Odyssey、複数のロボットや車両を単一モデルで制御する「Odyssey-3」を発表

Odyssey、複数のロボットや車両を単一モデルで制御する「Odyssey-3」を発表
文字サイズ

パロアルトを拠点とする AI スタートアップ Odyssey は、 2026 年 9 月 15 日、ロボット・自動運転・ドローン・ビデオゲームといった異なる分野を一つのモデルでまとめて制御できる「 Odyssey-3 」を発表しました。公開リリースは数週間以内を予定していますが、現時点では外部の開発者が実際に試せる状態ではありません。

これまで、ロボットや自動運転システムの開発では、用途ごとに専用のモデルを一から学習させる必要がありました。 Odyssey-3 はこのアプローチを変えようとしています。大量の映像データを学習した一つの共通モデルを土台とし、それぞれの機器やタスクに合わせた小規模な追加学習だけで動作させられる仕組みを目指しています。開発コストや学習データの削減が期待される点が、業界から注目を集める理由の一つです。

公開されたデモ映像では、照明環境が変わっても動作を継続するヒューマノイドや、数十時間分のデモ映像を学習して物を注いだり拭いたりできるようになったロボットアームの様子が紹介されました。自動運転では、シミュレーションだけで学習したモデルがインドの実道路でリアルタイムに走行し、実際の走行映像で学習したモデルと比べて約 77 %の距離をドライバーの介入なしで走れることが確認されています。
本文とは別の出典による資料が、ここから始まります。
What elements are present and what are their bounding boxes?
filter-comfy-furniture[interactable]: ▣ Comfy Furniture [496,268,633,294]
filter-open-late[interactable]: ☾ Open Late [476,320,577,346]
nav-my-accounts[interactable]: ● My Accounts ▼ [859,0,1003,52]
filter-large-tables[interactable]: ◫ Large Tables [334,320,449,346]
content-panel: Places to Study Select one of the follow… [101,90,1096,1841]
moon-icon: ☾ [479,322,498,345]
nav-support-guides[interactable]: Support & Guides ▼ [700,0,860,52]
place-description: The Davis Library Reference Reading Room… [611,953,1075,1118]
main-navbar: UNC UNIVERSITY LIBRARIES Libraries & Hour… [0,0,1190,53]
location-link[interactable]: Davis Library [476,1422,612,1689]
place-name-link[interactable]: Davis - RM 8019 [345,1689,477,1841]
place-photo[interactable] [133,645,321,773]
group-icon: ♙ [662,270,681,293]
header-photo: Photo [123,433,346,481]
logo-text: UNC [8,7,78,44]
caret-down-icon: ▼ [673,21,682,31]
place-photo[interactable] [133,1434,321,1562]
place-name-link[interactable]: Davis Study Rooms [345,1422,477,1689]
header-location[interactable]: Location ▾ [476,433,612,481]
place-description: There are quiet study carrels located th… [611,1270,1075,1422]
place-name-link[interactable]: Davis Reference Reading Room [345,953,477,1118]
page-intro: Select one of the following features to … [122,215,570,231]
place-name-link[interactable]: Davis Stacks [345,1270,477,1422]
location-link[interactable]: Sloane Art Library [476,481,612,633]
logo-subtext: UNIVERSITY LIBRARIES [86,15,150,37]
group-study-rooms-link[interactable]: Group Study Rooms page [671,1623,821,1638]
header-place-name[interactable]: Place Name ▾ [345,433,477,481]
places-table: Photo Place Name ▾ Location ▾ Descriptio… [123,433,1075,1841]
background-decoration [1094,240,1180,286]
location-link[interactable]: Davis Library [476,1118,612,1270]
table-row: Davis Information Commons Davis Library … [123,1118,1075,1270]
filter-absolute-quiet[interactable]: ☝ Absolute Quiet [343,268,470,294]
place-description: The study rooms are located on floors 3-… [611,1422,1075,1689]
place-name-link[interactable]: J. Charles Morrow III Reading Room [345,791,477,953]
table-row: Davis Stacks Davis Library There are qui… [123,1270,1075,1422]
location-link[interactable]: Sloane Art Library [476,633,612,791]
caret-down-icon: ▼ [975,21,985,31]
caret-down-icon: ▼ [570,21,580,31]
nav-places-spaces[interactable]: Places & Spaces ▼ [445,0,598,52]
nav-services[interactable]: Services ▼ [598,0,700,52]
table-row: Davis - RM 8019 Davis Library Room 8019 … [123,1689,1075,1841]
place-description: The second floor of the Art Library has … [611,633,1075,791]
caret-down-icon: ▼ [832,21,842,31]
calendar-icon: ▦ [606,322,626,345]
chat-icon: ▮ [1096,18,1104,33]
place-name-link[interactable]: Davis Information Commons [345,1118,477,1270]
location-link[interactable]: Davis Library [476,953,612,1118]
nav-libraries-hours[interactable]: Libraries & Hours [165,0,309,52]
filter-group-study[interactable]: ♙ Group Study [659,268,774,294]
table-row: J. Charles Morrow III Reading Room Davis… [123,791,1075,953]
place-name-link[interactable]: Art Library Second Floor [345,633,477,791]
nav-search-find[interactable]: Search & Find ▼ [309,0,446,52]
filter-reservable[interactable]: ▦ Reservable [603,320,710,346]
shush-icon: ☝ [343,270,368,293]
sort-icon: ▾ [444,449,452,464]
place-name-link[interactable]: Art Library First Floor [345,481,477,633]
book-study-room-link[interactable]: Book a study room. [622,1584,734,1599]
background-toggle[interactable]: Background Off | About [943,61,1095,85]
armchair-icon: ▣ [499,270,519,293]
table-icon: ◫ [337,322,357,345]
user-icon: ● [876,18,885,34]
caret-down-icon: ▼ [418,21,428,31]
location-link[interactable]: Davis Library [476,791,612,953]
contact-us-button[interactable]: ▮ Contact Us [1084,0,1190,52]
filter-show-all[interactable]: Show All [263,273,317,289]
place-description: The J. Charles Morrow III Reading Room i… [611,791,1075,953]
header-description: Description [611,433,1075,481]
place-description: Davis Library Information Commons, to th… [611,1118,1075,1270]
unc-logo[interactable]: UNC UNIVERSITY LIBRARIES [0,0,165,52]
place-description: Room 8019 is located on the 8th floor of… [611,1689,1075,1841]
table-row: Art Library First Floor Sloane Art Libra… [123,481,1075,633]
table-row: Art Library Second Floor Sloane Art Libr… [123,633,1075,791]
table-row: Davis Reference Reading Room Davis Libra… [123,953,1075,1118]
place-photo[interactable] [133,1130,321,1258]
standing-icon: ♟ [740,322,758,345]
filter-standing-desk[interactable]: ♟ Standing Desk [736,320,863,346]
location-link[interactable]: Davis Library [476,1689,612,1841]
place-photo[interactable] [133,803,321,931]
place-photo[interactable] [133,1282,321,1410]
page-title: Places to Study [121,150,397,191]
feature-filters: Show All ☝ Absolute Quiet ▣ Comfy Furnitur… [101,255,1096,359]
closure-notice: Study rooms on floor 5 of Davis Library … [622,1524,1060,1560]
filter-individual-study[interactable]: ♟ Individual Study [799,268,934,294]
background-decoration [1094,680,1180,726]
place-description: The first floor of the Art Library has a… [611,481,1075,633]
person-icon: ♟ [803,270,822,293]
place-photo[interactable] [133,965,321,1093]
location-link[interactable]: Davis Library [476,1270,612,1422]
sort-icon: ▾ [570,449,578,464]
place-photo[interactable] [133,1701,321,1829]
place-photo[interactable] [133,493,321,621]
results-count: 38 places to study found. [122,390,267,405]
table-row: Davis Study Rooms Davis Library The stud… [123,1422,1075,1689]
ゲームの分野でも、 Grand Theft Auto V でのプレイを学習したモデルが、追加の学習なしに Red Dead Redemption 2 や Sleeping Dogs といったゲームでも動作する初期事例が報告されています。

資金面では、シリーズ B ラウンドで 3 億 1,000 万ドル(約 465 億円)を調達し、企業評価額は 14 億 5,000 万ドル(約 2,175 億円)となっています。 Natural Capital が主導し、 Amazon ・ GV ・ AMD Ventures ・ EQT ・ IQT などが参加しました。クラウドには AWS を優先パートナーとして採用し、 AWS Trainium 上でモデルを学習させる方針です。

ただし、モデルの規模や学習データの詳細は公開されておらず、現段階では第三者が内容を独立して検証することは難しい状況です。自動運転のデモも同社内のモデル同士を比較したものであり、他社の商用システムとの横並び比較はまだ行われていません。正式な公開リリース後に、外部からの詳しい評価が進むことが期待されます。